The King's visit left traces. Emlyn had become far more restless and consciously impatient of the dullness and seclusion of the Hermit's Gulley. Not only did she, as before, avail herself of every pretext for going into the village, or for making expeditions to Bristol, but she openly declared the place a mere grave, intolerable to live in, and she confided to Jerusha that the King had declared that it was a shame to hide her there-such charms were meant for the world.
The only way of getting into the world that occurred to her was going into service at Bristol, and she talked of this whenever she specially hated her spinning, or if Patience ventured to complain of her gadding about, gossipping with Nanny Pierce or Kitty Blane, or getting all the young lads in Elmwood round her, to be amused and teased by her lively rattle.
Patience began to be decidedly of opinion that it would be much better for all parties that the girl should be under a good mistress. Both she and Rusha were over sixteen years old; and though it was much improved, the house was hardly fit for so many inhabitants, and both Goody Grace and Dame Blane had told Patience that it would be better, both for the awkward Rusha and the gay Emlyn, if they could have some household training.
Mistress Elmwood, at the Hall, had noted the family at church, and observed their perfect cleanliness and orderliness, and it was intimated that at the Ladyday hiring, she would take Rusha among her maidens.
Shy Rusha cried a great deal, and wished Emlyn would go instead, but Mrs. Elmwood would not have hired that flighty damsel on any account, and Emlyn was sure it would be but mopish work to live under a starched old Puritan. Mrs.
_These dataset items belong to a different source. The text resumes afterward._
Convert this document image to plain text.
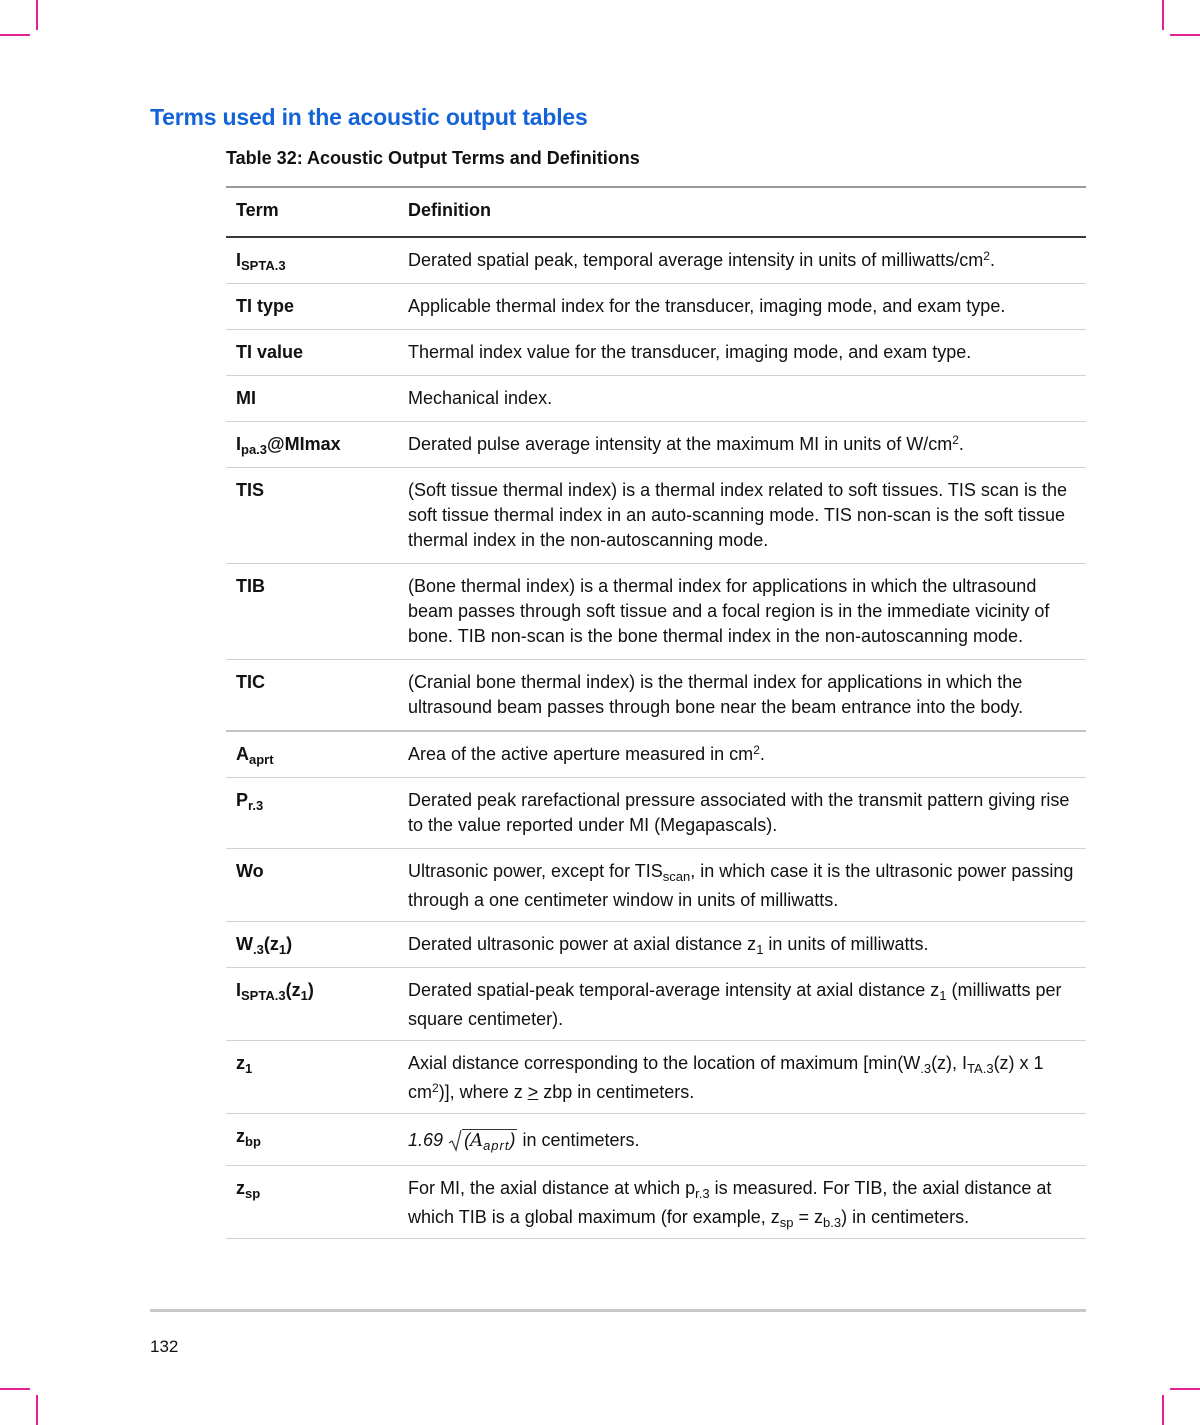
Terms used in the acoustic output tables
Table 32: Acoustic Output Terms and Definitions
Term	Definition
$I_{SPTA.3}$	Derated spatial peak, temporal average intensity in units of milliwatts/$cm^2$.
TI type	Applicable thermal index for the transducer, imaging mode, and exam type.
TI value	Thermal index value for the transducer, imaging mode, and exam type.
MI	Mechanical index.
$I_{pa.3}@MImax$	Derated pulse average intensity at the maximum MI in units of $W/cm^2$.
TIS	(Soft tissue thermal index) is a thermal index related to soft tissues. TIS scan is the soft tissue thermal index in an auto-scanning mode. TIS non-scan is the soft tissue thermal index in the non-autoscanning mode.
TIB	(Bone thermal index) is a thermal index for applications in which the ultrasound beam passes through soft tissue and a focal region is in the immediate vicinity of bone. TIB non-scan is the bone thermal index in the non-autoscanning mode.
TIC	(Cranial bone thermal index) is the thermal index for applications in which the ultrasound beam passes through bone near the beam entrance into the body.
$A_{aprt}$	Area of the active aperture measured in $cm^2$.
$P_{r.3}$	Derated peak rarefactional pressure associated with the transmit pattern giving rise to the value reported under MI (Megapascals).
Wo	Ultrasonic power, except for $TIS_{scan}$, in which case it is the ultrasonic power passing through a one centimeter window in units of milliwatts.
$W_{.3}(z_1)$	Derated ultrasonic power at axial distance $z_1$ in units of milliwatts.
$I_{SPTA.3}(z_1)$	Derated spatial-peak temporal-average intensity at axial distance $z_1$ (milliwatts per square centimeter).
$z_1$	Axial distance corresponding to the location of maximum [$\min(W_{.3}(z)$, $I_{TA.3}(z)$ x 1 $cm^2$)], where z > zbp in centimeters.
$z_{bp}$	1.69 $(A_{aprt})$ in centimeters.
$z_{sp}$	For MI, the axial distance at which $p_{r.3}$ is measured. For TIB, the axial distance at which TIB is a global maximum (for example, $z_{sp} = z_{b.3}$) in centimeters.
132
Lightfoot was therefore applied to, to find a service for Emlyn Gaythorn, and she presently discovered one Mistress Sloggett, a haberdasher's wife of wealth and consideration, who wanted a young maidservant.
Emlyn was presented to her by the bakester, undertook for everything, and was hired by the twelvemonth, going off in high glee at the variety and diversion she expected to enjoy at the sign of the "Sheep and Shears," though clinging with much tenderness to her friends as they parted.
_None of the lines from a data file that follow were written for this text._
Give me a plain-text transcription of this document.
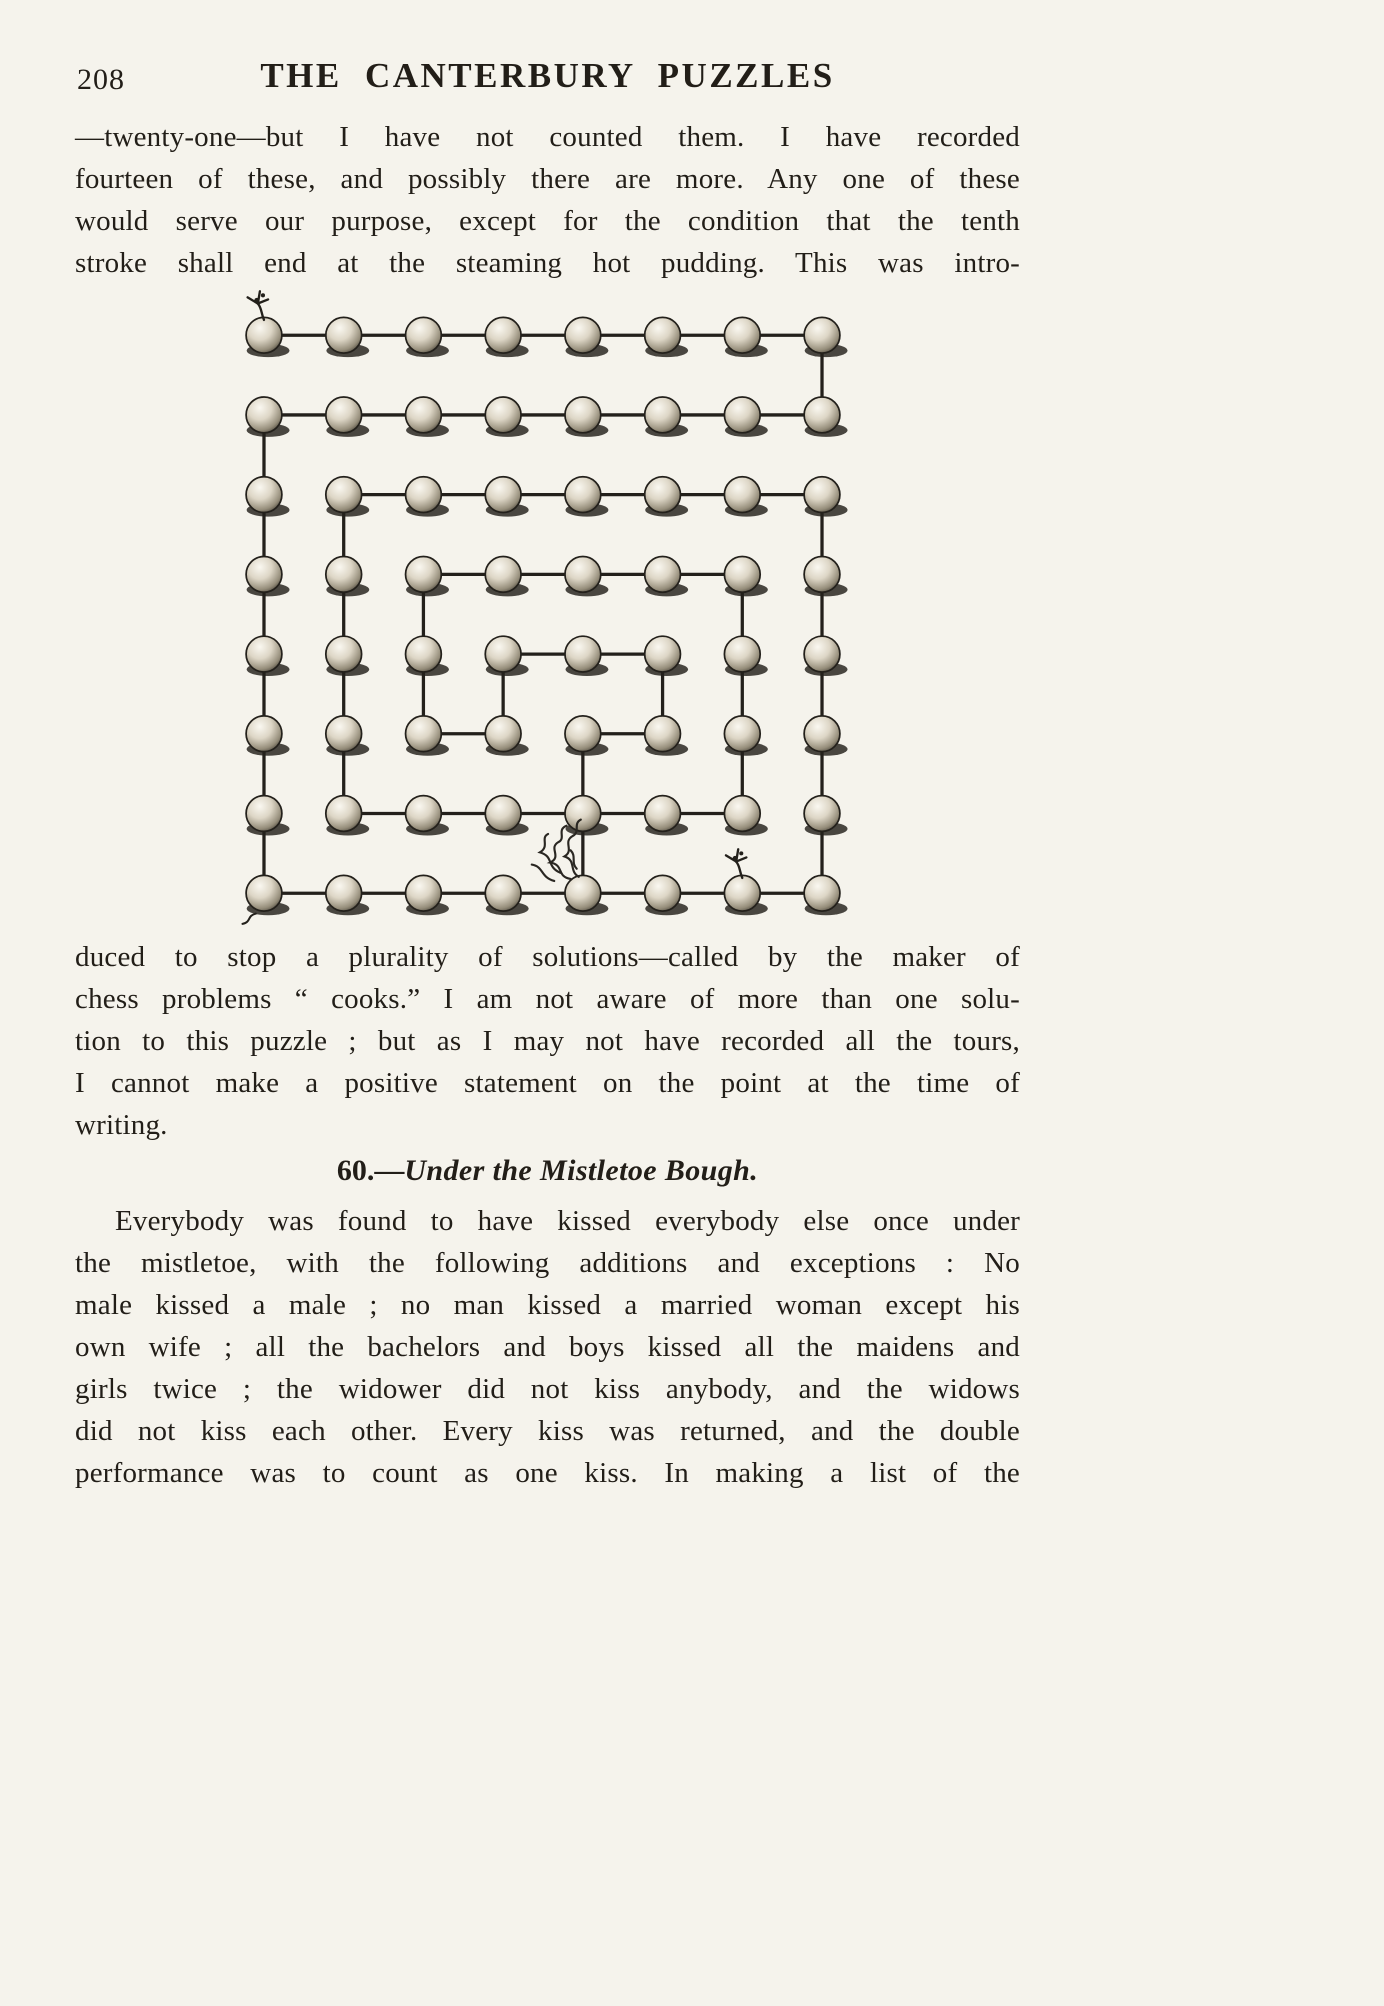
208	THE CANTERBURY PUZZLES
—twenty-one—but I have not counted them. I have recorded
fourteen of these, and possibly there are more. Any one of these
would serve our purpose, except for the condition that the tenth
stroke shall end at the steaming hot pudding. This was intro-
duced to stop a plurality of solutions—called by the maker of
chess problems “ cooks.” I am not aware of more than one solu-
tion to this puzzle ; but as I may not have recorded all the tours,
I cannot make a positive statement on the point at the time of
writing.
60.—Under the Mistletoe Bough.
Everybody was found to have kissed everybody else once under
the mistletoe, with the following additions and exceptions : No
male kissed a male ; no man kissed a married woman except his
own wife ; all the bachelors and boys kissed all the maidens and
girls twice ; the widower did not kiss anybody, and the widows
did not kiss each other. Every kiss was returned, and the double
performance was to count as one kiss. In making a list of the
"Remember, Emlyn, this is the home where you will always be welcome," said Stead.
"As if I wanted to remember it," said Emlyn, with her sweet smile. "As if I did not know where be kind hearts."
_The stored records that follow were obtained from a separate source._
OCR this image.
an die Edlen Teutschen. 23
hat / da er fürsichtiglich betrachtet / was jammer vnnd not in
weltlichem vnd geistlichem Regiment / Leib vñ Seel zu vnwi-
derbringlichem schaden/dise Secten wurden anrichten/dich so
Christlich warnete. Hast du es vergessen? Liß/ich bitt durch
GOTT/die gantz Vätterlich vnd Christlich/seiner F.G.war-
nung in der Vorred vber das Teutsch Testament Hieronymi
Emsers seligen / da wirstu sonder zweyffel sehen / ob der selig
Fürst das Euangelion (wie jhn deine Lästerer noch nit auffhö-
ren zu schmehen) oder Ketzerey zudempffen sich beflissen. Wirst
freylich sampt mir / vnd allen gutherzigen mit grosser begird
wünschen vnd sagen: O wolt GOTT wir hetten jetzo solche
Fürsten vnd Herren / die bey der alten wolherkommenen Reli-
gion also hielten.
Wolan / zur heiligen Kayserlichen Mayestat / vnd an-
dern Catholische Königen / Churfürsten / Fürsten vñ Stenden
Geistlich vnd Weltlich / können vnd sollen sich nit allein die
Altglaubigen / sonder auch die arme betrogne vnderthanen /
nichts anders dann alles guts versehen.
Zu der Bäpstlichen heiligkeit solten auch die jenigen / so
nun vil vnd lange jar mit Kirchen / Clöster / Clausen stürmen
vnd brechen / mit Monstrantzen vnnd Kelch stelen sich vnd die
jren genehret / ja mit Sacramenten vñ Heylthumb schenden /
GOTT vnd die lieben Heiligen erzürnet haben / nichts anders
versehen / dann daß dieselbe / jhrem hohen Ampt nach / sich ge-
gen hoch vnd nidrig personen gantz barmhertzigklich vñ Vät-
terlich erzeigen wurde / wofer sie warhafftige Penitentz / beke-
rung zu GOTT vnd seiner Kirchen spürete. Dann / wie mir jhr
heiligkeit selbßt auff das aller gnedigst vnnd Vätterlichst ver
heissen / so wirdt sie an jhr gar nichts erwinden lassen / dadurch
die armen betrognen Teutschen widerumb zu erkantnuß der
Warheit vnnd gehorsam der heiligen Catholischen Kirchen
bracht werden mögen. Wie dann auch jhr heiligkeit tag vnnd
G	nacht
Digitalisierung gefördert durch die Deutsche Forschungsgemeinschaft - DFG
The hovel seemed greatly deserted when the two young girls were gone. Patience sorely missed Rusha, her diligent little helper, and latterly her companion too; and the lack of Emlyn's merry tongue made all around seem silent and tedious. Steadfast especially missed the girl. Perhaps it was due to the King's gibes that her absence fully opened to him the fact that he knew not how to do without her. After his usual fashion, he kept the discovery to himself, not even talking to Patience about it, being very shamefaced at the mere thought, which gave a delicious warmth to his heart, though it made him revolve schemes of saving up till he had a sufficient sum, with which to go to the squire and propose to meet him half-way in rebuilding the old house; not such an expensive matter as it would be in these days. There, in full view of all that passed down Elmwood Lane, Emlyn could not complain of solitude, he thought! But there was this difficulty in the way, that Jephthah had never resigned his claims as eldest son, and might come home at any time, and take possession of all the little farm at which Steadfast had worked for seven years.